I was pretty mad that I started feeling bad again yesterday. I went back on my diet yesterday and loaded myself with fresh fruits, and veggies. Maybe my body is already revolting against the no fat, no sugar, no alcohol regime. All I know is I once again have a stuffy nose, and achy body thus making me want to strangle mother nature. I am trying to keep a positive attitude today, but just grrrrrrr it's fading fast. To top off my grumpiness Jude's Nissen is really blown. He was throwing up so bad this weekend it was spewing out his nose, and he would get very angry. I have gotten very handy with the suction machine. I am just hoping this is not going to cause an aspiration problem. We are making Jude an appointment with the specialist some time in the near future to be seen about the vomiting. We also put a call into his Neurologist. It seems the G button material can be rapidly deteriorated by the seizure medications Jude takes. The insurance doesn't want to cover more than 1 G Button ever 6 months, and thus leaves us in a bind. So we are trying to get a prescription written for more than what is currently supplied.

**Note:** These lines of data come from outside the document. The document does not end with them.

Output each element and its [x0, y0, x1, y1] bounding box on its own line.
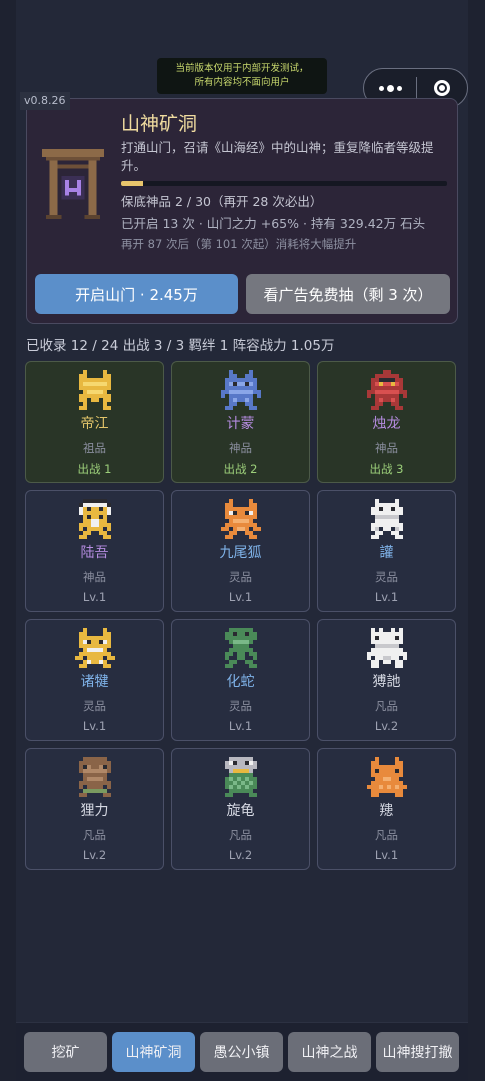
hero-level: Lv.1	[82, 590, 107, 604]
jimeng-portrait-icon	[220, 370, 261, 410]
hero-grade: 祖品	[83, 441, 106, 455]
hero-grade: 凡品	[229, 828, 252, 842]
hero-card[interactable]: 猼訑凡品 Lv.2	[317, 619, 456, 741]
zhulong-portrait-icon	[366, 370, 407, 410]
shrine-gate-icon	[41, 149, 105, 219]
tab-4[interactable]: 山神之战	[288, 1032, 371, 1072]
hero-name: 计蒙	[226, 416, 255, 432]
tab-3[interactable]: 愚公小镇	[200, 1032, 283, 1072]
pity-progress-bar	[121, 181, 447, 186]
hero-grade: 凡品	[375, 828, 398, 842]
hero-grade: 灵品	[229, 699, 252, 713]
hero-grade: 神品	[375, 441, 398, 455]
version-label: v0.8.26	[20, 92, 70, 110]
jiuweihu-portrait-icon	[220, 499, 261, 539]
luwu-portrait-icon	[78, 499, 111, 539]
hero-grade: 神品	[83, 570, 106, 584]
gate-title: 山神矿洞	[121, 113, 198, 135]
hero-card[interactable]: 陆吾神品 Lv.1	[25, 490, 164, 612]
hero-card[interactable]: 狸力凡品 Lv.2	[25, 748, 164, 870]
hero-name: 诸犍	[80, 674, 109, 690]
huan-portrait-icon	[370, 499, 403, 539]
hero-name: 烛龙	[372, 416, 401, 432]
hero-card[interactable]: 讙灵品 Lv.1	[317, 490, 456, 612]
dijiang-portrait-icon	[78, 370, 111, 410]
collection-summary: 已收录 12 / 24 出战 3 / 3 羁绊 1 阵容战力 1.05万	[26, 338, 335, 354]
hero-name: 九尾狐	[219, 545, 262, 561]
hero-grade: 灵品	[229, 570, 252, 584]
hero-level: Lv.1	[228, 590, 253, 604]
bottom-tab-bar: 挖矿 山神矿洞 愚公小镇 山神之战 山神搜打撤	[16, 1022, 468, 1081]
open-gate-button[interactable]: 开启山门 · 2.45万	[35, 274, 238, 314]
close-miniprogram-button[interactable]	[417, 80, 467, 96]
cost-warning-text: 再开 87 次后（第 101 次起）消耗将大幅提升	[121, 237, 357, 251]
hero-name: 猼訑	[372, 674, 401, 690]
hero-deploy-slot: 出战 2	[223, 462, 258, 476]
hero-card[interactable]: 诸犍灵品 Lv.1	[25, 619, 164, 741]
hero-name: 狸力	[80, 803, 109, 819]
hero-level: Lv.1	[374, 848, 399, 862]
more-dots-icon[interactable]	[364, 84, 416, 92]
hero-level: Lv.1	[82, 719, 107, 733]
hero-level: Lv.1	[228, 719, 253, 733]
hero-card[interactable]: 九尾狐灵品 Lv.1	[171, 490, 310, 612]
hero-grade: 灵品	[375, 570, 398, 584]
hero-level: Lv.1	[374, 590, 399, 604]
tab-2[interactable]: 山神矿洞	[112, 1032, 195, 1072]
dev-notice-banner: 当前版本仅用于内部开发测试， 所有内容均不面向用户	[157, 58, 327, 94]
gate-summon-card: 山神矿洞 打通山门，召请《山海经》中的山神；重复降临者等级提升。 保底神品 2 …	[26, 98, 458, 324]
hero-card[interactable]: 旋龟凡品 Lv.2	[171, 748, 310, 870]
hero-deploy-slot: 出战 3	[369, 462, 404, 476]
hero-card[interactable]: 计蒙神品出战 2	[171, 361, 310, 483]
huashe-portrait-icon	[224, 628, 257, 668]
tab-5[interactable]: 山神搜打撤	[376, 1032, 459, 1072]
lili-portrait-icon	[78, 757, 111, 797]
hero-card[interactable]: 帝江祖品出战 1	[25, 361, 164, 483]
hero-name: 帝江	[80, 416, 109, 432]
pity-text: 保底神品 2 / 30（再开 28 次必出）	[121, 194, 323, 209]
boyi-portrait-icon	[366, 628, 407, 668]
hero-name: 陆吾	[80, 545, 109, 561]
watch-ad-draw-button[interactable]: 看广告免费抽（剩 3 次）	[246, 274, 450, 314]
xuangui-portrait-icon	[224, 757, 257, 797]
hero-grid: 帝江 祖品 出战 1 计蒙 神品 出战 2 烛龙 神品 出战 3 陆吾 神品 Lv.1 九尾狐 灵品 Lv.…	[25, 361, 456, 870]
hero-grade: 凡品	[375, 699, 398, 713]
hero-level: Lv.2	[82, 848, 107, 862]
gate-description: 打通山门，召请《山海经》中的山神；重复降临者等级提升。	[121, 140, 434, 173]
hero-grade: 灵品	[83, 699, 106, 713]
hero-level: Lv.2	[374, 719, 399, 733]
hero-name: 讙	[379, 545, 394, 561]
dev-notice-line-1: 当前版本仅用于内部开发测试，	[175, 63, 309, 74]
hero-card[interactable]: 化蛇灵品 Lv.1	[171, 619, 310, 741]
pity-progress-fill	[121, 181, 143, 186]
hero-card[interactable]: 烛龙神品出战 3	[317, 361, 456, 483]
hero-name: 化蛇	[226, 674, 255, 690]
hero-level: Lv.2	[228, 848, 253, 862]
gate-stats-text: 已开启 13 次 · 山门之力 +65% · 持有 329.42万 石头	[121, 216, 426, 231]
hero-card[interactable]: 䍺凡品 Lv.1	[317, 748, 456, 870]
dev-notice-line-2: 所有内容均不面向用户	[194, 77, 290, 88]
hero-grade: 神品	[229, 441, 252, 455]
hero-grade: 凡品	[83, 828, 106, 842]
zhujian-portrait-icon	[74, 628, 115, 668]
hero-deploy-slot: 出战 1	[77, 462, 112, 476]
yuan-portrait-icon	[366, 757, 407, 797]
hero-name: 䍺	[379, 803, 394, 819]
hero-name: 旋龟	[226, 803, 255, 819]
tab-1[interactable]: 挖矿	[24, 1032, 107, 1072]
target-circle-icon	[434, 80, 450, 96]
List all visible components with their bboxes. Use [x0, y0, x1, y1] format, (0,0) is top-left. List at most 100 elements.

I made a list of items we need to take care of this week. One of the top priorities is finding a pediatrician that will accept Jude's Medicaid through the MDCP program. I would prefer to find one that is associated with Dallas Medical City. Before, you recommend your pediatrician you might ask if they actually take Medicaid because everyone I have called someone has recommended doesn't take it. I am still livid that Jude's doctor has the capability of taking it, but doesn't. He still sees Emily who is on full group insurance through Aetna, so you would think he would make an exception for Jude.
Well I will leave you with happy thoughts. This is one of my best friends " Fleck" that I always talk about. I am so lucky to have her around. We both had rosy cheeks, but mine is worse. We were both "hot" in my house. Hope that doesn't mean we are getting older, hahaha! She makes me laugh all the time! It's nice having good friends.
1 comment:
we have had the same issue in our house...I always go in another room with Hudson when he is crying...my husband doesn't understand why we ALL have to be miserable just because he is...and I feel like you...no way am I letting him all alone...it's his ONLY form of communication!!!! Frustrating!
Anyways...I feel your pain on that one...and if it makes you feel any better...Hudson has days and nights mixed...he is staying up all night and falling asleep at 7 am!!!! GGRRRRR!!!!! I hope getting back to normal routine does the trick!!
Happy New Year....hope Jude has a wonderful year!